国指定重要無形民俗文化財であり、ユネスコ無形文化遺産に登録された「川越氷川祭の山車行事」が10月19日、20日に開催されます。
時代を超えて伝えられてきた歴史ある祭りの起源である氷川神社の神幸祭を紹介します。

川越総鎮守氷川神社で創建以来毎年行われる祭儀で、一年を通じて最も大きなお祭りが「例大祭(れいたいさい)」です。
毎年10月14日に行われ、大神様への感謝と氏子崇敬のご健勝が祈られます。
この「例大祭」の附け祭りとして行われるのが「神幸祭(じんこうさい)」。
川越藩主・松平信綱公が慶安元年(1648)に総鎮守氷川神社に神輿(みこし)、獅子頭などの祭具を寄進し、祭礼を奨励したことが始まりです。
以来、行われてきた神幸祭が山車行事の起源で、平成17年に国の重要無形民俗文化財に指定されています。

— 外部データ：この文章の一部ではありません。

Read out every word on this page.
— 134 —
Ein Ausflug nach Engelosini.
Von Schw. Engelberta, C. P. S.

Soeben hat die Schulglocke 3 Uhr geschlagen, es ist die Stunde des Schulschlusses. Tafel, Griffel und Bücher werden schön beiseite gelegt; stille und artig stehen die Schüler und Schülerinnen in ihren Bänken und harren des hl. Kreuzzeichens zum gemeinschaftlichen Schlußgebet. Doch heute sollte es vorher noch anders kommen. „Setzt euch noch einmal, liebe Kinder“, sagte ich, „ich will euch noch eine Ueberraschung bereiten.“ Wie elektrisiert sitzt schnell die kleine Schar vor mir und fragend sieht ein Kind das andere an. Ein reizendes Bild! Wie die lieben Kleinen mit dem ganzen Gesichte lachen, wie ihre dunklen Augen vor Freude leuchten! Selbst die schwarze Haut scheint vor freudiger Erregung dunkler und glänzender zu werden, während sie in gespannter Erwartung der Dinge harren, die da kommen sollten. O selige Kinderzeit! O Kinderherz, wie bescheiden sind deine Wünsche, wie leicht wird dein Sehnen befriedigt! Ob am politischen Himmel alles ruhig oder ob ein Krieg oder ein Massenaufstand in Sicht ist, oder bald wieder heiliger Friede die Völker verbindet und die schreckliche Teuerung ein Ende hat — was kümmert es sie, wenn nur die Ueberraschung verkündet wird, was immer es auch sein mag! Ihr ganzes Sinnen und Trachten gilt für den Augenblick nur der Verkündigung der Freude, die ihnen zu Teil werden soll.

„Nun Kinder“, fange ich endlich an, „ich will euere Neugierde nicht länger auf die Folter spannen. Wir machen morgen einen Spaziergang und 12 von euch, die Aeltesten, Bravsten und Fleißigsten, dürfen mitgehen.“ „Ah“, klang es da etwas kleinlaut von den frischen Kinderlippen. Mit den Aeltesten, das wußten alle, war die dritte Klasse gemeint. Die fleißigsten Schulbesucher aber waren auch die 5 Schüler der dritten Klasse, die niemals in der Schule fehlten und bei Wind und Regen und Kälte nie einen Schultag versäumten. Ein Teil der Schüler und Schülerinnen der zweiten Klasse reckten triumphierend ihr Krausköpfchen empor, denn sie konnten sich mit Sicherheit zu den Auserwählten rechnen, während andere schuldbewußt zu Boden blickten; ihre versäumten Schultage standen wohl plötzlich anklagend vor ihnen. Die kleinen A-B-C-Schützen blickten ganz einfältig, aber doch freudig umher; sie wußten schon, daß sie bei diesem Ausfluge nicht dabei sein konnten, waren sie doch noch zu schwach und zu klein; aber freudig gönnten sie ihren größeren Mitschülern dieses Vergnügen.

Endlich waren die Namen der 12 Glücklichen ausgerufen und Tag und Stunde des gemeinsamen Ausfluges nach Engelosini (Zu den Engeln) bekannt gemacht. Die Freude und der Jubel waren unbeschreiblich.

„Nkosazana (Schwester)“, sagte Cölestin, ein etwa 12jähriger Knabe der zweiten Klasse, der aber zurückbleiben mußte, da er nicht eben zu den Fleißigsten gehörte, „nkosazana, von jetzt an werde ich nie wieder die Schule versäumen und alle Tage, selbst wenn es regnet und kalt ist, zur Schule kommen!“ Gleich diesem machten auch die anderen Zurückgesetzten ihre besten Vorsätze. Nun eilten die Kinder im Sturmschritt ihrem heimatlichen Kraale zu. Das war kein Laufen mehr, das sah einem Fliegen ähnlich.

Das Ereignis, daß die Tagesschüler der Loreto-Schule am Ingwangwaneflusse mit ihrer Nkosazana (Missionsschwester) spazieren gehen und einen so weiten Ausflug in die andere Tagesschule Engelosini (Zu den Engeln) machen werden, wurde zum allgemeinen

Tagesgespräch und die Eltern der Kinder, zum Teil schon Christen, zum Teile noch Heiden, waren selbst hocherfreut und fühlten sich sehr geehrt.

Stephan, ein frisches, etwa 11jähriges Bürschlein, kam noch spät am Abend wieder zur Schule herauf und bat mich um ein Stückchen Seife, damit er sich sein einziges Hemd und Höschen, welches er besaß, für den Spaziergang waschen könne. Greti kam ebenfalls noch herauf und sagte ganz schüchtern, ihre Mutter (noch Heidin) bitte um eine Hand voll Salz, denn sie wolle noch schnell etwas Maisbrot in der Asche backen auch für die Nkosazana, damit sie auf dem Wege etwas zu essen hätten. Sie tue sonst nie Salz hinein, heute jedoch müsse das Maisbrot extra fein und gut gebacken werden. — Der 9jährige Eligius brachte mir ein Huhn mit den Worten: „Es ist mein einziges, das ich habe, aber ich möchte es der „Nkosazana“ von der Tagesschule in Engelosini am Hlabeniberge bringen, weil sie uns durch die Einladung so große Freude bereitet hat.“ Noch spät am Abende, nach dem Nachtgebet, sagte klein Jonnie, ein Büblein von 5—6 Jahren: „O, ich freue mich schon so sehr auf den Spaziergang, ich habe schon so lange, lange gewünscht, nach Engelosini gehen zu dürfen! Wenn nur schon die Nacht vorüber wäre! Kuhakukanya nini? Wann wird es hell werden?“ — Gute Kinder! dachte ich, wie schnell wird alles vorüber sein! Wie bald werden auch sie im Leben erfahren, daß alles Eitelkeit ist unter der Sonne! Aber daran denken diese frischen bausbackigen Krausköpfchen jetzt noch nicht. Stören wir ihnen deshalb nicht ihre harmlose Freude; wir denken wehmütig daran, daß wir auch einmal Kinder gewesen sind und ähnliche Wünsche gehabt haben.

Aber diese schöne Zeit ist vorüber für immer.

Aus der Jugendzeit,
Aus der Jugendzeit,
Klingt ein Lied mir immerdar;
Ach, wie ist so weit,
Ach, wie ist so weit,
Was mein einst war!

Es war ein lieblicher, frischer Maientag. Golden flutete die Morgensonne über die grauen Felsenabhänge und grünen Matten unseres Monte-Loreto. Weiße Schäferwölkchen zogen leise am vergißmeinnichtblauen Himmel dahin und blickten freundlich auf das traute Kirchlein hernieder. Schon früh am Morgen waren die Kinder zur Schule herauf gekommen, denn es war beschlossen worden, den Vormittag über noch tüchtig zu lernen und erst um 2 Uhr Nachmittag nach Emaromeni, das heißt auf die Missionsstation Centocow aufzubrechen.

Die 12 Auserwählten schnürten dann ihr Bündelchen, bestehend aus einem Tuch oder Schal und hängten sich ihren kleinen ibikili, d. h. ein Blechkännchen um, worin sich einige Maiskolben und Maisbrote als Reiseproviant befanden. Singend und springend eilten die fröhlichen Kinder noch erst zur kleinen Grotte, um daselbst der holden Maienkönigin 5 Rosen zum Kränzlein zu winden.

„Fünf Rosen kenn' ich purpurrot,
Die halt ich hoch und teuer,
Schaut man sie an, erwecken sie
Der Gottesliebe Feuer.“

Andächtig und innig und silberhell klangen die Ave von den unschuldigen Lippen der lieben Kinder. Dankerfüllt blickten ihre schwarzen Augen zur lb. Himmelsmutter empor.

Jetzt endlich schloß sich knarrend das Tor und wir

「鎮守である氷川の神様が街なかに出て行かれ、町の様子をご覧になります。
神様が乗った神輿が通ることで地域の人々にご神徳(ごしんとく)をもたらし、人々が喜びをもってお迎えするという意味があります」と同神社。
今年の神幸祭は10月19日に斎行。
神輿に神職、巫女(みこ)などが連なった華麗な神輿行列が同神社を午後1時に出御し、蔵造りの町並みの一番街、大手町、かつて西大手門があった市役所前などへと歩みを進め、午後2時半に還御(かんぎょ)する予定です。
「江戸天下祭の様式を今に映すお祭りです。
先人たちから受け継がれた歴史的な意味、職人の技術を守り続ける“かわごえっこ”の心意気もご覧ください」。
市民の安全と繁栄を願いながら進む神幸祭の行列
神幸祭の神様の神輿は川越城に参入し、城主の出迎えを受けました。
現在は、川越城を川越市役所に、お殿様を川越市長に見立てています。

神幸祭の行列は、文永9年の氷川祭礼絵巻に描かれた姿を再興したもので、氷川神社の神様が総勢100人以上の行列を率いて市民の安全と繁栄を願いながら街中を進んでいきます。
その神幸行列は約100m。
先触れ役として太鼓が先頭、氏子総代、小幡、榊、五色吹流し、社號旗(しゃごうき)、四神旗(ししんき)、猿田彦、獅子、楽人、辛櫃(からびつ)、神職、巫女、神輿(彦神)、(姫神)、神馬、沓持(くつもち)、宮司乗馬、傘持、沓持、斎姫輿(いつきのひめこし)、宰領(さいりょう)と続きます。
江戸時代の街並みを彷彿とさせる一番街通りでは、厳かな雰囲気漂う行列を一直線に見ることができます。